For Immediate Release
March 30, 2015
At the request of the U.S. Food and Drug Administration, a judge has ordered L.A. Star Seafood Company Inc., located in Los Angeles, and its owners, Sima and Sam Goldring, to halt operations until they demonstrate to the FDA that they can process food in compliance with food safety laws and regulations.
In 2012, at the FDA’s request, the company recalled some of its products due to potential contamination. In 2013, the FDA inspected the L.A. Star facility, and sent the company a warning letter detailing steps the company must take to comply with the Federal Food, Drug, and Cosmetic Act and Current Good Manufacturing Practice requirements. In 2014, another inspection of the L.A. Star facility documented the company and its owners’ continued failure to comply with the law.
“The FDA takes legal action to protect the public’s health when it is necessary,” said Melinda K. Plaisier, the FDA’s associate commissioner for regulatory affairs. “This consent decree represents an agreement between the FDA and L.A. Star to ensure that if and when they reopen for business, they will be producing food that meets food safety requirements.”
The consent decree of permanent injunction requires L.A. Star to control for the presence of Listeria monocytogenes (L. mono) and Clostridium botulinum (C. bot), two disease-causing bacteria. The consent decree also requires the company to devise and implement Hazard Analysis Critical Control Point plans and Sanitation Standard Operating Procedures, and train staff in both.

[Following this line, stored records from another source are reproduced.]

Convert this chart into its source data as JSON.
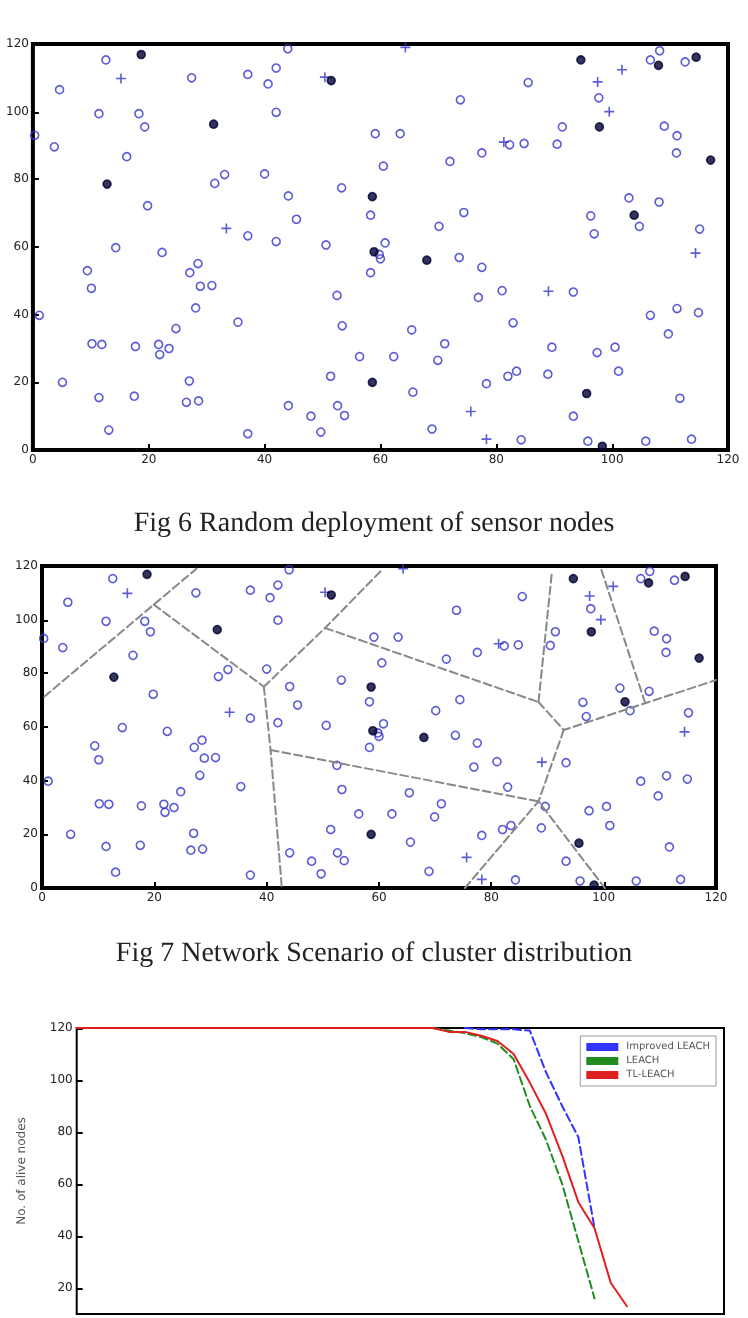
{
  "chart_data": [
    {
      "type": "scatter",
      "title": "Fig 6 Random deployment of sensor nodes",
      "xlim": [
        0,
        120
      ],
      "ylim": [
        0,
        120
      ],
      "xticks": [
        0,
        20,
        40,
        60,
        80,
        100,
        120
      ],
      "yticks": [
        0,
        20,
        40,
        60,
        80,
        100,
        120
      ],
      "grid": false,
      "legend": false,
      "series": [
        {
          "color": "#3333cc",
          "marker": "circle",
          "x": [
            12.6,
            4.6,
            0.3,
            3.7,
            11.4,
            18.3,
            19.3,
            16.2,
            27.4,
            37.1,
            40.6,
            42,
            44,
            42,
            31.4,
            33.1,
            40,
            19.8,
            14.3,
            22.3,
            37.1,
            42,
            45.5,
            44.1,
            50.6,
            53.3,
            9.4,
            10.1,
            27.1,
            28.5,
            28.9,
            30.9,
            28.1,
            35.4,
            24.7,
            10.2,
            11.9,
            17.7,
            21.7,
            21.9,
            23.5,
            1.1,
            5.1,
            11.4,
            17.5,
            27,
            26.5,
            28.6,
            44.1,
            52.5,
            53.4,
            51.4,
            52.6,
            56.4,
            62.3,
            65.4,
            69.9,
            71.1,
            65.6,
            78.3,
            82,
            83.5,
            88.9,
            89.6,
            97.4,
            100.5,
            101.1,
            111.7,
            82.9,
            76.9,
            81,
            93.3,
            106.6,
            109.7,
            111.2,
            114.9,
            73.6,
            77.5,
            70.1,
            74.4,
            58.3,
            58.3,
            60,
            60.8,
            59.8,
            96.3,
            96.9,
            104.7,
            108.1,
            102.9,
            115.1,
            60.5,
            59.1,
            63.4,
            72,
            77.5,
            82.3,
            84.8,
            90.5,
            91.4,
            73.8,
            85.5,
            97.7,
            109,
            111.2,
            111.1,
            106.6,
            108.2,
            112.6,
            13.1,
            37.1,
            49.7,
            68.9,
            84.3,
            95.8,
            105.8,
            113.7,
            53.8,
            93.3,
            48
          ],
          "values": [
            115.3,
            106.5,
            93,
            89.6,
            99.4,
            99.4,
            95.5,
            86.7,
            110,
            111,
            108.2,
            112.9,
            118.6,
            99.8,
            78.8,
            81.4,
            81.6,
            72.2,
            59.8,
            58.4,
            63.3,
            61.6,
            68.2,
            75.1,
            60.6,
            77.5,
            53,
            47.8,
            52.4,
            55.1,
            48.4,
            48.6,
            42,
            37.8,
            35.9,
            31.4,
            31.2,
            30.6,
            31.2,
            28.2,
            30,
            39.8,
            20,
            15.5,
            15.9,
            20.4,
            14.1,
            14.5,
            13.1,
            45.7,
            36.7,
            21.8,
            13.1,
            27.6,
            27.6,
            35.5,
            26.5,
            31.4,
            17.1,
            19.6,
            21.8,
            23.3,
            22.4,
            30.4,
            28.8,
            30.4,
            23.3,
            15.3,
            37.6,
            45.1,
            47.1,
            46.7,
            39.8,
            34.3,
            41.8,
            40.6,
            56.9,
            54,
            66.1,
            70.2,
            69.4,
            52.4,
            56.5,
            61.2,
            57.8,
            69.2,
            63.9,
            66.1,
            73.3,
            74.5,
            65.3,
            83.9,
            93.5,
            93.5,
            85.3,
            87.8,
            90.2,
            90.6,
            90.4,
            95.5,
            103.5,
            108.6,
            104.1,
            95.7,
            92.9,
            87.8,
            115.3,
            118,
            114.7,
            5.9,
            4.8,
            5.3,
            6.2,
            3,
            2.6,
            2.6,
            3.2,
            10.2,
            10,
            10
          ]
        },
        {
          "color": "#3333cc",
          "marker": "cross",
          "x": [
            15.2,
            50.4,
            33.4,
            81.3,
            97.5,
            101.7,
            99.5,
            89,
            114.4,
            75.6,
            78.3,
            64.3
          ],
          "values": [
            109.8,
            110.2,
            65.5,
            91,
            108.8,
            112.4,
            100,
            46.9,
            58.2,
            11.4,
            3.2,
            119
          ]
        },
        {
          "color": "#000033",
          "marker": "filled_circle",
          "x": [
            18.7,
            31.2,
            12.8,
            51.5,
            58.6,
            58.9,
            68,
            58.6,
            97.8,
            103.8,
            117,
            94.6,
            108,
            114.5,
            95.6,
            98.3
          ],
          "values": [
            116.9,
            96.3,
            78.6,
            109.2,
            74.9,
            58.6,
            56.1,
            20,
            95.5,
            69.4,
            85.7,
            115.3,
            113.7,
            116.1,
            16.7,
            1.1
          ]
        }
      ]
    },
    {
      "type": "scatter",
      "title": "Fig 7 Network Scenario of cluster distribution",
      "xlim": [
        0,
        120
      ],
      "ylim": [
        0,
        120
      ],
      "xticks": [
        0,
        20,
        40,
        60,
        80,
        100,
        120
      ],
      "yticks": [
        0,
        20,
        40,
        60,
        80,
        100,
        120
      ],
      "grid": false,
      "legend": false,
      "series": [
        {
          "color": "#3333cc",
          "marker": "circle",
          "x": [
            12.6,
            4.6,
            0.3,
            3.7,
            11.4,
            18.3,
            19.3,
            16.2,
            27.4,
            37.1,
            40.6,
            42,
            44,
            42,
            31.4,
            33.1,
            40,
            19.8,
            14.3,
            22.3,
            37.1,
            42,
            45.5,
            44.1,
            50.6,
            53.3,
            9.4,
            10.1,
            27.1,
            28.5,
            28.9,
            30.9,
            28.1,
            35.4,
            24.7,
            10.2,
            11.9,
            17.7,
            21.7,
            21.9,
            23.5,
            1.1,
            5.1,
            11.4,
            17.5,
            27,
            26.5,
            28.6,
            44.1,
            52.5,
            53.4,
            51.4,
            52.6,
            56.4,
            62.3,
            65.4,
            69.9,
            71.1,
            65.6,
            78.3,
            82,
            83.5,
            88.9,
            89.6,
            97.4,
            100.5,
            101.1,
            111.7,
            82.9,
            76.9,
            81,
            93.3,
            106.6,
            109.7,
            111.2,
            114.9,
            73.6,
            77.5,
            70.1,
            74.4,
            58.3,
            58.3,
            60,
            60.8,
            59.8,
            96.3,
            96.9,
            104.7,
            108.1,
            102.9,
            115.1,
            60.5,
            59.1,
            63.4,
            72,
            77.5,
            82.3,
            84.8,
            90.5,
            91.4,
            73.8,
            85.5,
            97.7,
            109,
            111.2,
            111.1,
            106.6,
            108.2,
            112.6,
            13.1,
            37.1,
            49.7,
            68.9,
            84.3,
            95.8,
            105.8,
            113.7,
            53.8,
            93.3,
            48
          ],
          "values": [
            115.3,
            106.5,
            93,
            89.6,
            99.4,
            99.4,
            95.5,
            86.7,
            110,
            111,
            108.2,
            112.9,
            118.6,
            99.8,
            78.8,
            81.4,
            81.6,
            72.2,
            59.8,
            58.4,
            63.3,
            61.6,
            68.2,
            75.1,
            60.6,
            77.5,
            53,
            47.8,
            52.4,
            55.1,
            48.4,
            48.6,
            42,
            37.8,
            35.9,
            31.4,
            31.2,
            30.6,
            31.2,
            28.2,
            30,
            39.8,
            20,
            15.5,
            15.9,
            20.4,
            14.1,
            14.5,
            13.1,
            45.7,
            36.7,
            21.8,
            13.1,
            27.6,
            27.6,
            35.5,
            26.5,
            31.4,
            17.1,
            19.6,
            21.8,
            23.3,
            22.4,
            30.4,
            28.8,
            30.4,
            23.3,
            15.3,
            37.6,
            45.1,
            47.1,
            46.7,
            39.8,
            34.3,
            41.8,
            40.6,
            56.9,
            54,
            66.1,
            70.2,
            69.4,
            52.4,
            56.5,
            61.2,
            57.8,
            69.2,
            63.9,
            66.1,
            73.3,
            74.5,
            65.3,
            83.9,
            93.5,
            93.5,
            85.3,
            87.8,
            90.2,
            90.6,
            90.4,
            95.5,
            103.5,
            108.6,
            104.1,
            95.7,
            92.9,
            87.8,
            115.3,
            118,
            114.7,
            5.9,
            4.8,
            5.3,
            6.2,
            3,
            2.6,
            2.6,
            3.2,
            10.2,
            10,
            10
          ]
        },
        {
          "color": "#3333cc",
          "marker": "cross",
          "x": [
            15.2,
            50.4,
            33.4,
            81.3,
            97.5,
            101.7,
            99.5,
            89,
            114.4,
            75.6,
            78.3,
            64.3
          ],
          "values": [
            109.8,
            110.2,
            65.5,
            91,
            108.8,
            112.4,
            100,
            46.9,
            58.2,
            11.4,
            3.2,
            119
          ]
        },
        {
          "color": "#000033",
          "marker": "filled_circle",
          "x": [
            18.7,
            31.2,
            12.8,
            51.5,
            58.6,
            58.9,
            68,
            58.6,
            97.8,
            103.8,
            117,
            94.6,
            108,
            114.5,
            95.6,
            98.3
          ],
          "values": [
            116.9,
            96.3,
            78.6,
            109.2,
            74.9,
            58.6,
            56.1,
            20,
            95.5,
            69.4,
            85.7,
            115.3,
            113.7,
            116.1,
            16.7,
            1.1
          ]
        },
        {
          "type": "line",
          "color": "#888888",
          "line_style": "dashed",
          "marker": "none",
          "x": [
            0.4,
            19.9,
            27.5
          ],
          "values": [
            71.3,
            105.6,
            119
          ]
        },
        {
          "type": "line",
          "color": "#888888",
          "line_style": "dashed",
          "marker": "none",
          "x": [
            19.9,
            39.5
          ],
          "values": [
            105.6,
            75
          ]
        },
        {
          "type": "line",
          "color": "#888888",
          "line_style": "dashed",
          "marker": "none",
          "x": [
            39.5,
            50.4,
            60.5
          ],
          "values": [
            75,
            96.9,
            118.5
          ]
        },
        {
          "type": "line",
          "color": "#888888",
          "line_style": "dashed",
          "marker": "none",
          "x": [
            39.5,
            40.7,
            42.7
          ],
          "values": [
            75,
            51.4,
            0
          ]
        },
        {
          "type": "line",
          "color": "#888888",
          "line_style": "dashed",
          "marker": "none",
          "x": [
            40.7,
            88.4
          ],
          "values": [
            51.4,
            32.3
          ]
        },
        {
          "type": "line",
          "color": "#888888",
          "line_style": "dashed",
          "marker": "none",
          "x": [
            50.4,
            88.4
          ],
          "values": [
            96.9,
            69.3
          ]
        },
        {
          "type": "line",
          "color": "#888888",
          "line_style": "dashed",
          "marker": "none",
          "x": [
            88.4,
            90.8
          ],
          "values": [
            69.3,
            118
          ]
        },
        {
          "type": "line",
          "color": "#888888",
          "line_style": "dashed",
          "marker": "none",
          "x": [
            88.4,
            92.9,
            120
          ],
          "values": [
            69.3,
            58.9,
            77.5
          ]
        },
        {
          "type": "line",
          "color": "#888888",
          "line_style": "dashed",
          "marker": "none",
          "x": [
            92.9,
            88.4
          ],
          "values": [
            58.9,
            32.3
          ]
        },
        {
          "type": "line",
          "color": "#888888",
          "line_style": "dashed",
          "marker": "none",
          "x": [
            75.3,
            88.4,
            100.2
          ],
          "values": [
            0,
            32.3,
            0
          ]
        },
        {
          "type": "line",
          "color": "#888888",
          "line_style": "dashed",
          "marker": "none",
          "x": [
            99.6,
            107.4
          ],
          "values": [
            118.5,
            68.9
          ]
        }
      ]
    },
    {
      "type": "line",
      "ylabel": "No. of alive nodes",
      "categories": [
        null,
        null,
        null,
        null,
        null,
        null,
        null,
        null,
        null,
        null,
        null,
        null,
        null,
        null,
        null,
        null,
        null,
        null,
        null,
        null,
        null,
        null,
        null,
        null,
        null,
        null,
        null,
        null,
        null,
        null,
        null,
        null,
        null,
        null,
        null,
        null,
        null,
        null,
        null,
        null,
        null
      ],
      "ylim": [
        10,
        120
      ],
      "yticks": [
        20,
        40,
        60,
        80,
        100,
        120
      ],
      "tick_labels": "y",
      "grid": false,
      "legend": "top right",
      "marker": "none",
      "series": [
        {
          "name": "Improved LEACH",
          "color": "#3333ff",
          "line_style": "dashed",
          "values": [
            null,
            null,
            null,
            null,
            null,
            null,
            null,
            null,
            null,
            null,
            null,
            null,
            null,
            null,
            null,
            null,
            null,
            null,
            null,
            null,
            null,
            null,
            null,
            null,
            120,
            119.5,
            119.5,
            119.5,
            119,
            103,
            90,
            78,
            43,
            null,
            null,
            null,
            null,
            null,
            null,
            null,
            null
          ]
        },
        {
          "name": "LEACH",
          "color": "#228b22",
          "line_style": "dashed",
          "values": [
            null,
            null,
            null,
            null,
            null,
            null,
            null,
            null,
            null,
            null,
            null,
            null,
            null,
            null,
            null,
            null,
            null,
            null,
            null,
            null,
            null,
            null,
            120,
            119,
            118,
            116.5,
            114,
            108,
            90,
            77,
            60,
            38,
            16,
            null,
            null,
            null,
            null,
            null,
            null,
            null,
            null
          ]
        },
        {
          "name": "TL-LEACH",
          "color": "#e02020",
          "line_style": "solid",
          "values": [
            120,
            120,
            120,
            120,
            120,
            120,
            120,
            120,
            120,
            120,
            120,
            120,
            120,
            120,
            120,
            120,
            120,
            120,
            120,
            120,
            120,
            120,
            120,
            118.5,
            118.5,
            117,
            115,
            110,
            99,
            87,
            71,
            53,
            43,
            22,
            13,
            null,
            null,
            null,
            null,
            null,
            null
          ]
        }
      ]
    }
  ]
}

L. mono is a foodborne pathogen that can cause serious illness or even death in vulnerable groups such as newborns, elderly adults and those with impaired immune systems. C. bot, a bacterium that can grow in seafood products, causes botulism, which is rare, but can cause paralysis and death without prompt treatment. The purpose of food safety regulations is, in part, to prevent the growth and spread of L. mono, C. bot and other microorganisms that cause foodborne illness.
No illnesses have been reported to date in connection with L.A. Star Seafood Company, Inc. products. Consumers can report problems with FDA-regulated products to their district office consumer complaint coordinator.
The FDA, an agency within the U.S. Department of Health and Human Services, protects the public health by assuring the safety, effectiveness, and security of human and veterinary drugs, vaccines and other biological products for human use, and medical devices. The agency also is responsible for the safety and security of our nation's food supply, cosmetics, dietary supplements, products that give off electronic radiation, and for regulating tobacco products.